Recep Tayyip Erdogan said as he wrapped up a three-day visit to Berlin that Turkey was undergoing an “enormous transformation process” as part of its EU bid — changes that include abolition of the death penalty.
“We will be a model for the Muslim world,” Erdogan said in a speech at a foundation close to Chancellor Gerhard Schroeder’s Social Democratic Party. “We will provide an example for 1 1/2 billion people in the world that the European Union is not a Christian club.”
Turkey, a secular Muslim country and NATO member, hopes to start membership talks with the EU at the end of next year. But the bloc has demanded Turkey first curtail the military’s influence and press ahead with democratic reforms.
Erdogan also urged Germany to lift restrictions on arms exports to his country, pointing to the “revolutionary changes” that Turkey has made, the Handelsblatt newspaper quoted him as saying.

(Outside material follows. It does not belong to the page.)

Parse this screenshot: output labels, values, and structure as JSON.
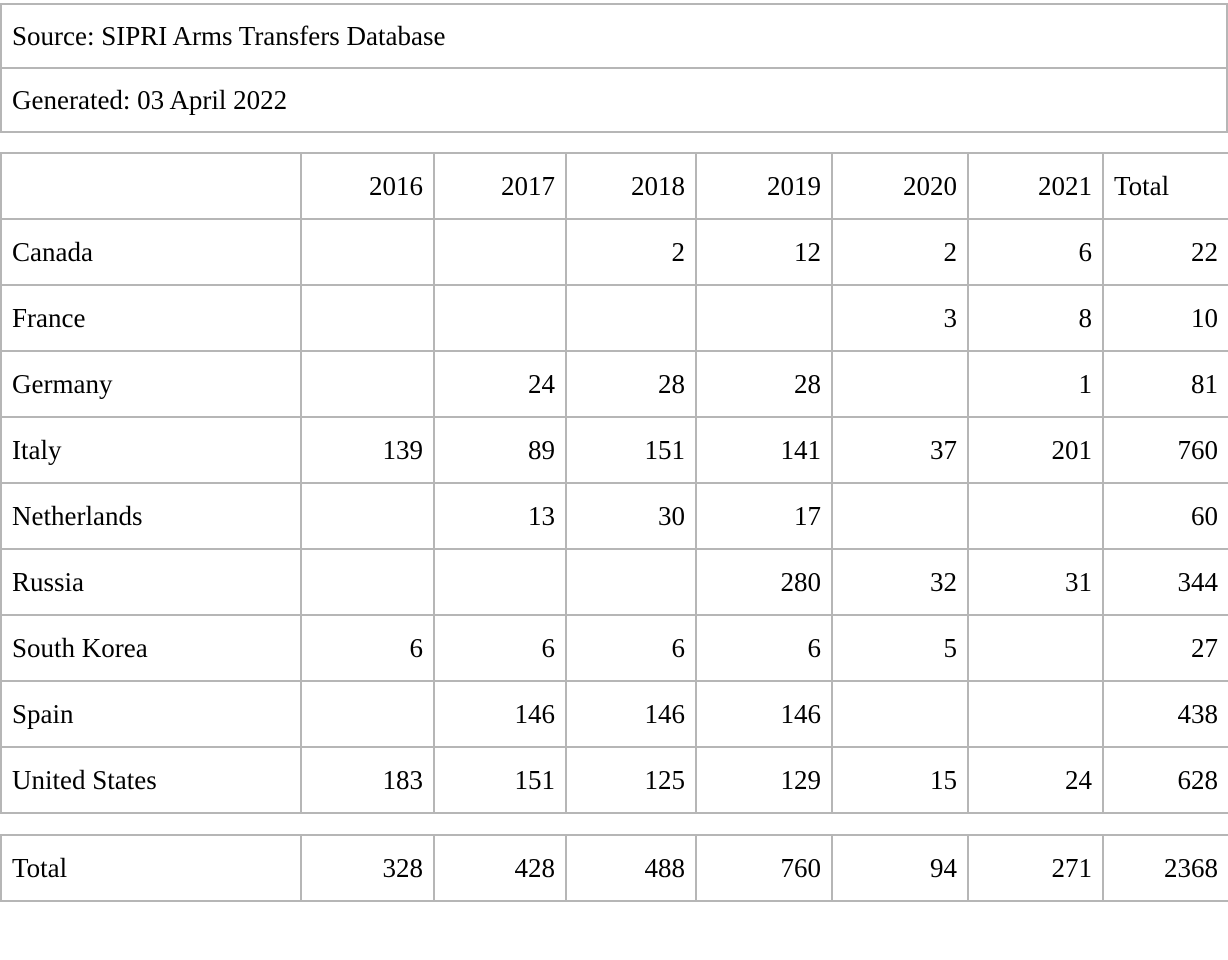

Schroeder assured Erdogan of his government’s support Tuesday and praised reforms under way in Turkey. But opposition conservatives insisted that admitting Turkey would overburden the EU culturally and economically, echoing reservations held by opponents in a number of other European countries.

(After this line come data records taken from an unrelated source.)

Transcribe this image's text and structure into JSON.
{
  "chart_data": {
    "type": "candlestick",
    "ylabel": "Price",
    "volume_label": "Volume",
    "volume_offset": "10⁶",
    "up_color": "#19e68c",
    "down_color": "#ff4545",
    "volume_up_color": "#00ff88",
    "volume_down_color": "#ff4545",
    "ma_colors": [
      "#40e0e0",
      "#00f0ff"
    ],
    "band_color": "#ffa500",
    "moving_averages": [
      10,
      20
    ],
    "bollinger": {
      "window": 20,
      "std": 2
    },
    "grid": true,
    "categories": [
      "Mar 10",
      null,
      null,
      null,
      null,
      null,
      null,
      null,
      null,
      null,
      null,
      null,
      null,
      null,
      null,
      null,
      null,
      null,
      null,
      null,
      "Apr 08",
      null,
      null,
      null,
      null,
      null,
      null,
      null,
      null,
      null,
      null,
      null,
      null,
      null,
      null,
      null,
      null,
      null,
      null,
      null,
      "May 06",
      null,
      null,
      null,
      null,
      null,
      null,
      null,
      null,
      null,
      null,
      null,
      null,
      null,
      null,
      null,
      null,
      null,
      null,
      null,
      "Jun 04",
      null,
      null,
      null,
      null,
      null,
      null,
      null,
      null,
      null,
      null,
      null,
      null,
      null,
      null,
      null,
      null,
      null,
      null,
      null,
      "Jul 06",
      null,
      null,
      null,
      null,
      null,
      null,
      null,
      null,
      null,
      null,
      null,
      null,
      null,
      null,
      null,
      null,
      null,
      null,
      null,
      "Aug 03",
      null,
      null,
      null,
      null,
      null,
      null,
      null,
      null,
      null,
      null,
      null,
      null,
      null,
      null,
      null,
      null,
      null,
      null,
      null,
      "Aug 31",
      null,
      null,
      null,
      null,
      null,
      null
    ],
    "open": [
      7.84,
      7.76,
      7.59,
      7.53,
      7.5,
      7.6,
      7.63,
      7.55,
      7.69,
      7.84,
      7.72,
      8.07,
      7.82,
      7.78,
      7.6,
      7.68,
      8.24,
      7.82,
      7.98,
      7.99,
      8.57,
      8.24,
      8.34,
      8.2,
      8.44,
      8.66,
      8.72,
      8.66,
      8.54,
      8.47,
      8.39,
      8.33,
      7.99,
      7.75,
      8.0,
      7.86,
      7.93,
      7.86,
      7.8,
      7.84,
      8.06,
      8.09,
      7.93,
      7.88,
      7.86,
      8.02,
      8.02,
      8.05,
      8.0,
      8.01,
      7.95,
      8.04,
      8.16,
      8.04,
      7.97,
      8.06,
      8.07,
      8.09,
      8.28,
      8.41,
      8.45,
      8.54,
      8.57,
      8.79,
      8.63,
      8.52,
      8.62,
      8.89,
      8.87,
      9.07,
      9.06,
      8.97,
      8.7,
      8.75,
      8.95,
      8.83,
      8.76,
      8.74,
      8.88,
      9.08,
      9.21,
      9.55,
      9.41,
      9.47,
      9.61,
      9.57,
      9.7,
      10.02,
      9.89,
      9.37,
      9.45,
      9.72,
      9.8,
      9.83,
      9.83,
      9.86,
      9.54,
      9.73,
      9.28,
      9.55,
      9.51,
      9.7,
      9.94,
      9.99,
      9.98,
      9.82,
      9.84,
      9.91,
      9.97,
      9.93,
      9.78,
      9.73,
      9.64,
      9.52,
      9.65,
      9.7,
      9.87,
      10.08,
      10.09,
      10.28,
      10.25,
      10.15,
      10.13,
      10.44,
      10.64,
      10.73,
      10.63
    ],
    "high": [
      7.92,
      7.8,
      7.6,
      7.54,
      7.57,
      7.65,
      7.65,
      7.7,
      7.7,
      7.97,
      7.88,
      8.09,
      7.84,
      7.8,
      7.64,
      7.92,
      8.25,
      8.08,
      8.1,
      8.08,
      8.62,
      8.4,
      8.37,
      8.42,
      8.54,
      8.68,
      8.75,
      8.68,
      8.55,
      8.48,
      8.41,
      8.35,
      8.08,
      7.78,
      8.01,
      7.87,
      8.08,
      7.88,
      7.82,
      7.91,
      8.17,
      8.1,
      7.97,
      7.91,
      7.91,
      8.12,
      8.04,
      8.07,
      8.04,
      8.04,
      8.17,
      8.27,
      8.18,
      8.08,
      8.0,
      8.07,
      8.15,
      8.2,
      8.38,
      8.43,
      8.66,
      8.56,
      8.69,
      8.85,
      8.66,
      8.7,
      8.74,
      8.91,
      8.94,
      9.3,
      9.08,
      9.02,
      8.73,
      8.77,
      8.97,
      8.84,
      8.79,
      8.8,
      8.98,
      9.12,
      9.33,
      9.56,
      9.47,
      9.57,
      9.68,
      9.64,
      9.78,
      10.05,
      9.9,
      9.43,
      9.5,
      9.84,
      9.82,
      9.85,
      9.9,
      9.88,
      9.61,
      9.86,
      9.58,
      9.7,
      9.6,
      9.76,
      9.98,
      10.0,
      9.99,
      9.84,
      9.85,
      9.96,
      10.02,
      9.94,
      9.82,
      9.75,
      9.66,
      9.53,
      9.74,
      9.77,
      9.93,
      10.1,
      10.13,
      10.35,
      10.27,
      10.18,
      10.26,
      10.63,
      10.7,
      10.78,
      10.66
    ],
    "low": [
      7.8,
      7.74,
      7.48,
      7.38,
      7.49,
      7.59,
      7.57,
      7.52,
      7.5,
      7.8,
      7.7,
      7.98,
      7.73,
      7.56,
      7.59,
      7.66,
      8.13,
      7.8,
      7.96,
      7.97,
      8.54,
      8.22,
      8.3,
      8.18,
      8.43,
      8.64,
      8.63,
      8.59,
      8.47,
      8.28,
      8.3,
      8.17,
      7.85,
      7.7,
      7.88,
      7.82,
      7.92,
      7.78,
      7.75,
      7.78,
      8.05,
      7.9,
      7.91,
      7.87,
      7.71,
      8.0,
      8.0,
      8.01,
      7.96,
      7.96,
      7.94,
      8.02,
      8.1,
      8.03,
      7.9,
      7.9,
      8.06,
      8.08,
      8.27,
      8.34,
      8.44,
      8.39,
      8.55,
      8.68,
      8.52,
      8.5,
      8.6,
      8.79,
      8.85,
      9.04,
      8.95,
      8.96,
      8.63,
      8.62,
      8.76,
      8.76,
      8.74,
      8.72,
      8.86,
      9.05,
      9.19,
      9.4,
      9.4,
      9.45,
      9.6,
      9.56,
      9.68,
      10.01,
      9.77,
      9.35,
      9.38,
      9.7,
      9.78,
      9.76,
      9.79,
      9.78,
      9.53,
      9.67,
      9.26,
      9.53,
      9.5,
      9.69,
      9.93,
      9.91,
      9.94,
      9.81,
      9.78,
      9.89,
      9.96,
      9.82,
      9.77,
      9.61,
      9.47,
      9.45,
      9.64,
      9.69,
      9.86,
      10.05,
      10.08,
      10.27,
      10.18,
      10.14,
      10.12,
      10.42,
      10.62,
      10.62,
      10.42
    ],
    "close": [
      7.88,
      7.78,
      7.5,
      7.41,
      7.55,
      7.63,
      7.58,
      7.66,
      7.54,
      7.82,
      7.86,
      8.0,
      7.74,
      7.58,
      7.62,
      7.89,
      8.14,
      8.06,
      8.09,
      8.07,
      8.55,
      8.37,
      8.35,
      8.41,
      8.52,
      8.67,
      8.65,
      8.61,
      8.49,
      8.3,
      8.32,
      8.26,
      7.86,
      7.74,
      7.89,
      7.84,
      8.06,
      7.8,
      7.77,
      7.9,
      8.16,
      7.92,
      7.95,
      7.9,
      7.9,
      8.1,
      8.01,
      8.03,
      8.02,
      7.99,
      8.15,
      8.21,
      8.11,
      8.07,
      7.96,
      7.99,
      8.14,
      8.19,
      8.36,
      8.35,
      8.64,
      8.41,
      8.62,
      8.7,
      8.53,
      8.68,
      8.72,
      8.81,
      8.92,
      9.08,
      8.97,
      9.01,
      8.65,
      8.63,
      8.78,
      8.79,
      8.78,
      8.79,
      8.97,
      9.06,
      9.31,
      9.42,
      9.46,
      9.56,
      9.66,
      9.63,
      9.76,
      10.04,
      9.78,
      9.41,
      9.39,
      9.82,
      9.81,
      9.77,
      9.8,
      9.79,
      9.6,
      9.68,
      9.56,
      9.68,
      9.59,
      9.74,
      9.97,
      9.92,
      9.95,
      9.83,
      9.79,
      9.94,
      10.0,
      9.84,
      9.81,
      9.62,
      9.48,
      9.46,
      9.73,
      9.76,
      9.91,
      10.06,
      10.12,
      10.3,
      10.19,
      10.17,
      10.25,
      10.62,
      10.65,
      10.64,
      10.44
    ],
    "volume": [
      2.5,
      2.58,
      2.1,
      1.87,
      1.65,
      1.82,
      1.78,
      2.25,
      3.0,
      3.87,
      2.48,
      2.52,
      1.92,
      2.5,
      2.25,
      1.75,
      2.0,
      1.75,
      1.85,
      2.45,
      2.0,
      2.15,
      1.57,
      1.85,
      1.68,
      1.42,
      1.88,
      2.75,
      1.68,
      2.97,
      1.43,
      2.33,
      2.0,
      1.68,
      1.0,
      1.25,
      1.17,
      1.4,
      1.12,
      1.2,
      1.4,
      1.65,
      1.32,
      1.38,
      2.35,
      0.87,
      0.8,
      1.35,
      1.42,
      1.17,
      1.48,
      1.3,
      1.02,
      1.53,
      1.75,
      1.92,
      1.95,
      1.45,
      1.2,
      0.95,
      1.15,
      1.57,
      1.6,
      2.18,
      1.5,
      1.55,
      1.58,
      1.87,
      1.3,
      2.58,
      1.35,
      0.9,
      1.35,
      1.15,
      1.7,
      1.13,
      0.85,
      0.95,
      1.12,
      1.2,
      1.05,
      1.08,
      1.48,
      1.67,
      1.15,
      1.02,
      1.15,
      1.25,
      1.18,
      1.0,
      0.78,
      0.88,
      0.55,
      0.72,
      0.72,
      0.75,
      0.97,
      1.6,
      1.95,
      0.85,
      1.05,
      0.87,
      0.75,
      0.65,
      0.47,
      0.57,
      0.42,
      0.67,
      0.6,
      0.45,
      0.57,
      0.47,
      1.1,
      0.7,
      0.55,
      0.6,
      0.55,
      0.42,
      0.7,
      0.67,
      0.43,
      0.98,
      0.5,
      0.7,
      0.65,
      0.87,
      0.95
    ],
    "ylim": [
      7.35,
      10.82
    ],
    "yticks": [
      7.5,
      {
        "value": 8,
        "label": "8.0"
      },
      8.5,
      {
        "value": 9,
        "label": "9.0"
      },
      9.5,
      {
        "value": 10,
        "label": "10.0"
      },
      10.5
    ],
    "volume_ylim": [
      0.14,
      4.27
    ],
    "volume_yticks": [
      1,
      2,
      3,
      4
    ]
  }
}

“In view of all the new members (joining in 2004), the financial effects and the economic differences, I don’t see that the European Union has the capacity” to admit Turkey, Angela Merkel, the leader of the opposition Christian Democrats, said after meeting with Erdogan. The Turkish leader, however, said he still hoped for a change of heart.
Adding to cultural and economic concerns, human rights activists have accused Turkey of torturing prisoners and other abuses.

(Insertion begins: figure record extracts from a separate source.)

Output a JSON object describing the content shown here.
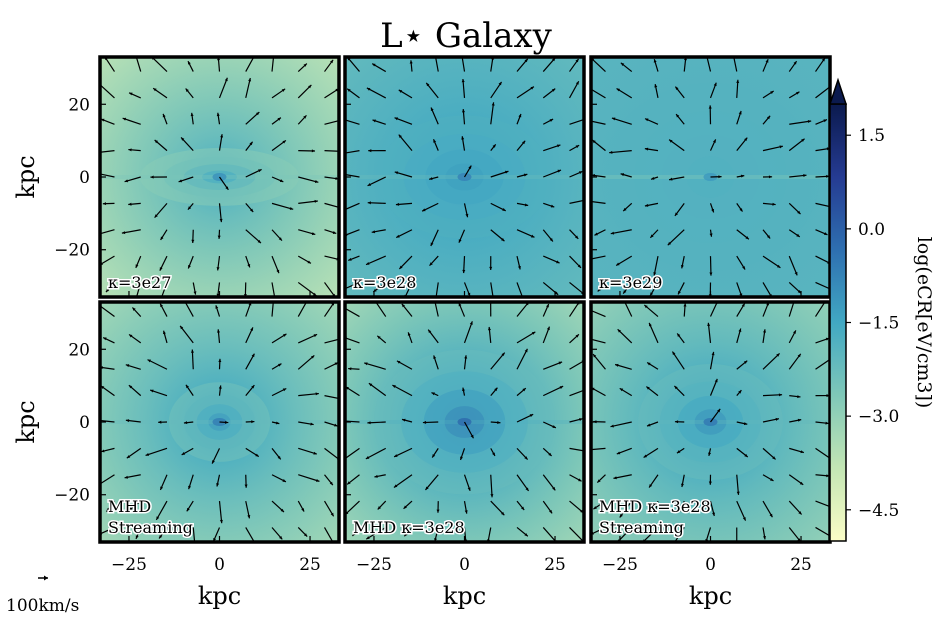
{
  "chart_data": {
    "type": "heatmap",
    "title": "L⋆ Galaxy",
    "layout": "2 rows x 3 columns of 2D maps with velocity arrows",
    "xlabel": "kpc",
    "ylabel": "kpc",
    "xlim": [
      -33,
      33
    ],
    "ylim": [
      -33,
      33
    ],
    "xticks": [
      -25,
      0,
      25
    ],
    "yticks": [
      20,
      0,
      -20
    ],
    "xtick_labels": [
      "−25",
      "0",
      "25"
    ],
    "ytick_labels": [
      "20",
      "0",
      "−20"
    ],
    "colorbar": {
      "label": "log(e_CR[eV/cm^3])",
      "label_text": "log(eCR[eV/cm3])",
      "min": -5.0,
      "max": 2.0,
      "extend": "max",
      "ticks": [
        1.5,
        0.0,
        -1.5,
        -3.0,
        -4.5
      ],
      "tick_labels": [
        "1.5",
        "0.0",
        "−1.5",
        "−3.0",
        "−4.5"
      ],
      "colormap": [
        "#fbfdc6",
        "#c3e6b4",
        "#7fc8b8",
        "#41a8c3",
        "#2e6fb0",
        "#253b92",
        "#0b1a4e"
      ]
    },
    "quiver_key": {
      "label": "100km/s"
    },
    "panels": [
      {
        "label_lines": [
          "κ=3e27"
        ],
        "label_position": "bottom-left",
        "core_value": -1.6,
        "edge_value": -4.3,
        "width": 22,
        "height": 8
      },
      {
        "label_lines": [
          "κ=3e28"
        ],
        "label_position": "bottom-left",
        "core_value": -1.3,
        "edge_value": -2.4,
        "width": 24,
        "height": 17
      },
      {
        "label_lines": [
          "κ=3e29"
        ],
        "label_position": "bottom-left",
        "core_value": -1.8,
        "edge_value": -2.0,
        "width": 30,
        "height": 26
      },
      {
        "label_lines": [
          "MHD",
          "Streaming"
        ],
        "label_position": "bottom-left",
        "core_value": -1.2,
        "edge_value": -3.9,
        "width": 14,
        "height": 11
      },
      {
        "label_lines": [
          "MHD κ=3e28"
        ],
        "label_position": "bottom-left",
        "core_value": -0.8,
        "edge_value": -4.0,
        "width": 25,
        "height": 20
      },
      {
        "label_lines": [
          "MHD κ=3e28",
          "Streaming"
        ],
        "label_position": "bottom-left",
        "core_value": -1.1,
        "edge_value": -3.6,
        "width": 20,
        "height": 16
      }
    ]
  },
  "colors": {
    "frame": "#000000",
    "arrow": "#000000",
    "label_outline": "#ffffff"
  }
}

But, Erdogan insisted in his speech, “the values that Turkey has dedicated itself to are the values that form the basis of Western democracy.”
In a sign of that confidence, he urged Germany to lift restrictions on arms exports to Turkey, arguing they no longer make sense in the light of his government’s reform policies.
“There is no longer any need for restrictions,” the Handelsblatt business daily quoted him as saying yesterday.
The German government in 2000 issued guidelines linking arms exports to human rights considerations following a political debate over whether a German arms maker should be allowed to deliver tanks to Turkey. The government says it has no current plans to change its stance.